Die Änderung der Verteilungsgrundsätze infolge Widerrufs oder Anrechnung einer Tariflohnerhöhung auf übertarifliche Zulagen unterliegt aber nur grundsätzlich der Mitbestimmung des Betriebsrats. Für ein Mitbestimmungsrecht ist dann kein Raum, wenn für eine anderweitige Anrechnung bzw. Kürzung kein Regelungsspielraum mehr besteht, weil der Arbeitgeber die Tariflohnerhöhung auf die Zulagen aller Arbeitnehmer voll und gleichmäßig anrechnet (Beschluß des Großen Senats vom 3. Dezember 1991, aaO, zu C III 6 b bb der Gründe).
Vorliegend hat die Beklagte die Tariflohnerhöhung nicht bei allen Arbeitnehmern voll und gleichmäßig angerechnet. Nach den Feststellungen des Landesarbeitsgerichts hat die Beklagte vielmehr anläßlich der Tariflohnerhöhung vom Juli 1989 die Entscheidung getroffen, bei einem Teil ihrer Arbeitnehmer die übertarifliche Zulage anzurechnen, einem anderen Teil aber aus diesem Zulagenvolumen erstmals in unterschiedlicher Höhe und auch als Prämien übertarifliche Zulagen zu zahlen. Diese Feststellung ist von der Beklagten mit Verfahrensrügen nicht angegriffen worden, so daß der Senat nach § 561 Abs. 2 ZPO insoweit gebunden ist. Hat die Beklagte aber nur einem Teil der Arbeitnehmer die Tariflohnerhöhung auf die übertarifliche Zulage angerechnet, hat sich nicht nur der Verteilungsgrundsatz geändert, sondern es bleibt auch ein Spielraum für eine andere Verteilung des gekürzten Zulagenvolumens, der stets Voraussetzung für ein Mitbestimmungsrecht nach § 87 Abs. 1 Nr. 10 BetrVG ist. Anstatt die Tariflohnerhöhung voll auf die übertariflichen Zulagen eines Teils der Arbeitnehmer anzurechnen, wäre auch eine teilweise gleichmäßige Anrechnung auf die übertariflichen Zulagen aller Arbeitnehmer vorstellbar oder eine ungleichmäßige nach anderen Kriterien. Da die Beklagte das Mitbestimmungsrecht des Betriebsrats nicht beachtet hat, ist die Anrechnung der Tariflohnerhöhung gegenüber dem Kläger unwirksam (Beschluß des Großen Senats vom 3. Dezember 1991, aaO, zu D II der Gründe).

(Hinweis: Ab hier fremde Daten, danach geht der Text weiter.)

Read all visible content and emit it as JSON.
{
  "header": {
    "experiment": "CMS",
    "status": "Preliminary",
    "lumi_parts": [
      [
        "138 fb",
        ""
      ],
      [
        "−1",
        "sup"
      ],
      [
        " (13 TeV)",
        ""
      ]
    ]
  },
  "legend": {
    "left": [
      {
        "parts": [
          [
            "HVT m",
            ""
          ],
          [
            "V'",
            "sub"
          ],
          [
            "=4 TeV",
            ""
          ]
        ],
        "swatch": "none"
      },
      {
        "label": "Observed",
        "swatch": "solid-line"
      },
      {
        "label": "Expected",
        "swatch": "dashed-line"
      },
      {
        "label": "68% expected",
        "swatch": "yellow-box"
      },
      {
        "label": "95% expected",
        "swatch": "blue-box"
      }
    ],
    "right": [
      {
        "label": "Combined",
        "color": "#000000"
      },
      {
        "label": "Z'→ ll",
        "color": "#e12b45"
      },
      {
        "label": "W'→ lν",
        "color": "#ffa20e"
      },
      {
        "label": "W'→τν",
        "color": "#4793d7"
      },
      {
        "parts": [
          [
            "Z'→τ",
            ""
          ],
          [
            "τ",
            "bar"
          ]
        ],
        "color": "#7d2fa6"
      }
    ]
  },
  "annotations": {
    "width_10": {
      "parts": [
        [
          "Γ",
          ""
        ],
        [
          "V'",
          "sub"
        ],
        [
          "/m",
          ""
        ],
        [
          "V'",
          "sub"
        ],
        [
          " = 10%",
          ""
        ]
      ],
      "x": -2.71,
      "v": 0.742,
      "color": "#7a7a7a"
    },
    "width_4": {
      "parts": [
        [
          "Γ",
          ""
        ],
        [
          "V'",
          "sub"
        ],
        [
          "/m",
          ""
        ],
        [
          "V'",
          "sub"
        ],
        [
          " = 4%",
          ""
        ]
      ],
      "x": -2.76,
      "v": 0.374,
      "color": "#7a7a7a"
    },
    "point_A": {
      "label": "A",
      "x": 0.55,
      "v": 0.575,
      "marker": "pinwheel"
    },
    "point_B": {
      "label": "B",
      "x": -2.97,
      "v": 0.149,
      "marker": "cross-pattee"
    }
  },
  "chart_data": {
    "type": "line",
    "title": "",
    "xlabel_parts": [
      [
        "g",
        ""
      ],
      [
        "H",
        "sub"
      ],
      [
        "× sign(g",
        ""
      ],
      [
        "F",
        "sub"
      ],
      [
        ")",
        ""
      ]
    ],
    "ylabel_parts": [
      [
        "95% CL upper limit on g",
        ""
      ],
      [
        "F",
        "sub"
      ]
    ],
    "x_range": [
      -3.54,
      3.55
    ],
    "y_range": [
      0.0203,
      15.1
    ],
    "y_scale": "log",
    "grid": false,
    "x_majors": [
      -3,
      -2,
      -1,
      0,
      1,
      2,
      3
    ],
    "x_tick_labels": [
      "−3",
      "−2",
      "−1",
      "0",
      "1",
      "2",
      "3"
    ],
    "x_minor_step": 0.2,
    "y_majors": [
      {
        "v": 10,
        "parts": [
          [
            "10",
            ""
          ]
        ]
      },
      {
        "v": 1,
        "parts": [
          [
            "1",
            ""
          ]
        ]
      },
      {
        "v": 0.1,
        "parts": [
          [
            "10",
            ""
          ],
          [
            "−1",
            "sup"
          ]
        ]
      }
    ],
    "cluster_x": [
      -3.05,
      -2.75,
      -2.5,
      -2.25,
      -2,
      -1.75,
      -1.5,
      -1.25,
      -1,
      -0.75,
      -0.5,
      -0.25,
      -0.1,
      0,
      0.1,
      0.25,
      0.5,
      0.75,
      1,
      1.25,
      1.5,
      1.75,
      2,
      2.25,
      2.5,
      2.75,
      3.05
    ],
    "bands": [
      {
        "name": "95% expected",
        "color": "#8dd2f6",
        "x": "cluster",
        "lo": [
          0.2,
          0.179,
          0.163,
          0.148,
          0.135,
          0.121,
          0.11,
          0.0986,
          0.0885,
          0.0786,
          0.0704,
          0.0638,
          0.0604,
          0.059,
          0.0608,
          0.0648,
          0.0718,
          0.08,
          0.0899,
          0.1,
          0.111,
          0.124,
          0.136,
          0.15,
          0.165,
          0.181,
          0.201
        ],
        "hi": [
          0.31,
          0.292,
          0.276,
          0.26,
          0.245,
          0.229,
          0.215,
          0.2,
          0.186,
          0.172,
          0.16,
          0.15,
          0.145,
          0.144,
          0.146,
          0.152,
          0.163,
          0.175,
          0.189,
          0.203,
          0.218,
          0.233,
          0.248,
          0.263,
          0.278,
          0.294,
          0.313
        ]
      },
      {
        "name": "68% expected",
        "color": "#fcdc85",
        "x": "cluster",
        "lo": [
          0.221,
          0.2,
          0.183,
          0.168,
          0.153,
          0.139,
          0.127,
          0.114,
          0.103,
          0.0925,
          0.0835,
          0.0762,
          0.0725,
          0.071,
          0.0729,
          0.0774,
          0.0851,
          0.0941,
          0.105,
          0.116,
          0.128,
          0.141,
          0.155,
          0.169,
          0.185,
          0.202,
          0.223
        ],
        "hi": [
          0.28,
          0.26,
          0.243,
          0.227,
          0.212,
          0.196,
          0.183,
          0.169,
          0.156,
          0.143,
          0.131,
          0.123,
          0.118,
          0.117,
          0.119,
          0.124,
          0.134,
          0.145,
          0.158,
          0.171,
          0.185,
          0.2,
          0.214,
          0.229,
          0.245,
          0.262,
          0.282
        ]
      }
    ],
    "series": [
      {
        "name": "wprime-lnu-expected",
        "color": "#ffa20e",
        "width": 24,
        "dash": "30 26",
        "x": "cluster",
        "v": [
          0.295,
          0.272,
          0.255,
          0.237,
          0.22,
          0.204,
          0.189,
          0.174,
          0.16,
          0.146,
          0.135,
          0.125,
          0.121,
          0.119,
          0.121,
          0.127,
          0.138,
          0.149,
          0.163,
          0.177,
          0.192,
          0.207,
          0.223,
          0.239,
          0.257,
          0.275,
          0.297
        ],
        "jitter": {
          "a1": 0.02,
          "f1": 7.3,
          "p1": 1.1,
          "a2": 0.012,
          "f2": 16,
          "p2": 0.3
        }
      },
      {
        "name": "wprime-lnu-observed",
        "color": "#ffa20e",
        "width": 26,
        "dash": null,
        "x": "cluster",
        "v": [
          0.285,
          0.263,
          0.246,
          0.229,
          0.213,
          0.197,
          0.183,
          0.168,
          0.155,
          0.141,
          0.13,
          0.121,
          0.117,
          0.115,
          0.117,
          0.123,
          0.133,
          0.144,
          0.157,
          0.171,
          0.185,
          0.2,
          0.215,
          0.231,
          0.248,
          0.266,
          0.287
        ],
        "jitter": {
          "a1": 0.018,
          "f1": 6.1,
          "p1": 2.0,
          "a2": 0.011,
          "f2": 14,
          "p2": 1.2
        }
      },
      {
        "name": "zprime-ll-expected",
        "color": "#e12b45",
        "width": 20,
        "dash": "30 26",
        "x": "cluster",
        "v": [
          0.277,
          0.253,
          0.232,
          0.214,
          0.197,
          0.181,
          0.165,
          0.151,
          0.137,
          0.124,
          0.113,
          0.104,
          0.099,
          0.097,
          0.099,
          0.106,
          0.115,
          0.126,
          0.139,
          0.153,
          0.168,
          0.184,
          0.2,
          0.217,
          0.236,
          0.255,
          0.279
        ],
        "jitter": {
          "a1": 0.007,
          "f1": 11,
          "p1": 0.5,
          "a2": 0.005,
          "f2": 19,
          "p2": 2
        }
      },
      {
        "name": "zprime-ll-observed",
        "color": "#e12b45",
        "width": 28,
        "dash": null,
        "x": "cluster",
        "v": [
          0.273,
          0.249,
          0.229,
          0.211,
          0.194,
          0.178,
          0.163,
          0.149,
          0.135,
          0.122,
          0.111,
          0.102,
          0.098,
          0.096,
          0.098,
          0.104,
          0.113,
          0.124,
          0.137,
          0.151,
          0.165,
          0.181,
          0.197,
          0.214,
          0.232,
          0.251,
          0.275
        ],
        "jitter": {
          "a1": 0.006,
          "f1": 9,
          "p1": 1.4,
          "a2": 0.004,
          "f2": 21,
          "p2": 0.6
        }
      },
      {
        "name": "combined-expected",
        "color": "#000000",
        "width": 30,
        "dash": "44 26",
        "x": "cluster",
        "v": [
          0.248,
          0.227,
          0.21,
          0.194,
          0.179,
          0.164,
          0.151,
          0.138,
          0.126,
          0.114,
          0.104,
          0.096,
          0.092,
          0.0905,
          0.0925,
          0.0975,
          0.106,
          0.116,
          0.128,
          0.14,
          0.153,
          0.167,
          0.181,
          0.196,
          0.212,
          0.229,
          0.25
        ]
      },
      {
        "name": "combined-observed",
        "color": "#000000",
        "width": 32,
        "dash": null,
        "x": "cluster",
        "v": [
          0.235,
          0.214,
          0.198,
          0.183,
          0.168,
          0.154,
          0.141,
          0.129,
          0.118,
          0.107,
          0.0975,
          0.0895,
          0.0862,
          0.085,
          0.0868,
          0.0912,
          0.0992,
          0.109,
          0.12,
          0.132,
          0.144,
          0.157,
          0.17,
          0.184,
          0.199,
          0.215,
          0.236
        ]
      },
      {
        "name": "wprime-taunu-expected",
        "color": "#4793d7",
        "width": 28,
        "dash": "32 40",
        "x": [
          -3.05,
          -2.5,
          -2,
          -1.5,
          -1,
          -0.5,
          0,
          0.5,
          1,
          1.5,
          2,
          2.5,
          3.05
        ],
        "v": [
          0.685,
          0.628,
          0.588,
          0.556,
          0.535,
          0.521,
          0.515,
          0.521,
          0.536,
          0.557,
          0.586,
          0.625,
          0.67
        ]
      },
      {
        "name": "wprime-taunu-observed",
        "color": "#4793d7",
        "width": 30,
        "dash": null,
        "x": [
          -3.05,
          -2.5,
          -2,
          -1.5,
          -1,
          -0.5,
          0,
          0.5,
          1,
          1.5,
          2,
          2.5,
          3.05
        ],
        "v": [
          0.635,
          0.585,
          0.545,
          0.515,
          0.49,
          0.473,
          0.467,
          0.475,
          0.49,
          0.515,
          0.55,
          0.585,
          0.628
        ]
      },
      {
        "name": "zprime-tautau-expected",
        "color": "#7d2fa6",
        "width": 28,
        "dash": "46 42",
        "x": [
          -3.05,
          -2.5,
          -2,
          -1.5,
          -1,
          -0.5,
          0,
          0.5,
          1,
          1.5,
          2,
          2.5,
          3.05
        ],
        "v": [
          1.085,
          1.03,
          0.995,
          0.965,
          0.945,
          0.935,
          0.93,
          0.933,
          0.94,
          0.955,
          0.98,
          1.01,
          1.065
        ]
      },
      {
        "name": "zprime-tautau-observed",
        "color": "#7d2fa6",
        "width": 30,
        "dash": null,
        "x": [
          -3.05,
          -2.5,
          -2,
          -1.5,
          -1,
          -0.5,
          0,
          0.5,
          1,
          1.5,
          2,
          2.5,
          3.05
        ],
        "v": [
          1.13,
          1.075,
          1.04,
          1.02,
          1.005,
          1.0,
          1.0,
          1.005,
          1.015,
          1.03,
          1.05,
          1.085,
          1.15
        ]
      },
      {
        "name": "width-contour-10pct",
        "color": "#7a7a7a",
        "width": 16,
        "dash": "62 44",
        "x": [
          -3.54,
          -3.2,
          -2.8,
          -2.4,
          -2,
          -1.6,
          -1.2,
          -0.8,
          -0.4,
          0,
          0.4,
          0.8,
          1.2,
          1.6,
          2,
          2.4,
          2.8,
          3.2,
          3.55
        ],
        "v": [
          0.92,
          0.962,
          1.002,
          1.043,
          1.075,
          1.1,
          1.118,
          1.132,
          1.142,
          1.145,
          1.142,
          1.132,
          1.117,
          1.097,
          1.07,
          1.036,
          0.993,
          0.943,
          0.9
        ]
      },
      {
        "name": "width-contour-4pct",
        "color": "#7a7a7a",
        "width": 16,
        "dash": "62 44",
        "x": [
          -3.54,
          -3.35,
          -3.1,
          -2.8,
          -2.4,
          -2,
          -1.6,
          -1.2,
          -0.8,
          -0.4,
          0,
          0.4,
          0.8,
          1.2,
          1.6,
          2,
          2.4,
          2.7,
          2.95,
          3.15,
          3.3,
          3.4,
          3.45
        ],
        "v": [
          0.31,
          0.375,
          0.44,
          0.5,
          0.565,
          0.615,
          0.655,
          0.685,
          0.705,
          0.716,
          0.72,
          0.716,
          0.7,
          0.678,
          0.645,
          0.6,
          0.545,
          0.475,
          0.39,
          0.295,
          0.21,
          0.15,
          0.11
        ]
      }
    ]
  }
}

Ist die Anrechnung der Tariflohnerhöhung auf die übertarifliche Zulage des Klägers wegen der Verletzung des Mitbestimmungsrechts des Betriebsrats unwirksam, sind der Zahlungs- und der Feststellungsantrag begründet, so daß das Landesarbeitsgericht zu Recht der Klage stattgegeben hat. Dementsprechend war die Revision der Beklagten mit der Kostenfolge aus § 97 ZPO zurückzuweisen.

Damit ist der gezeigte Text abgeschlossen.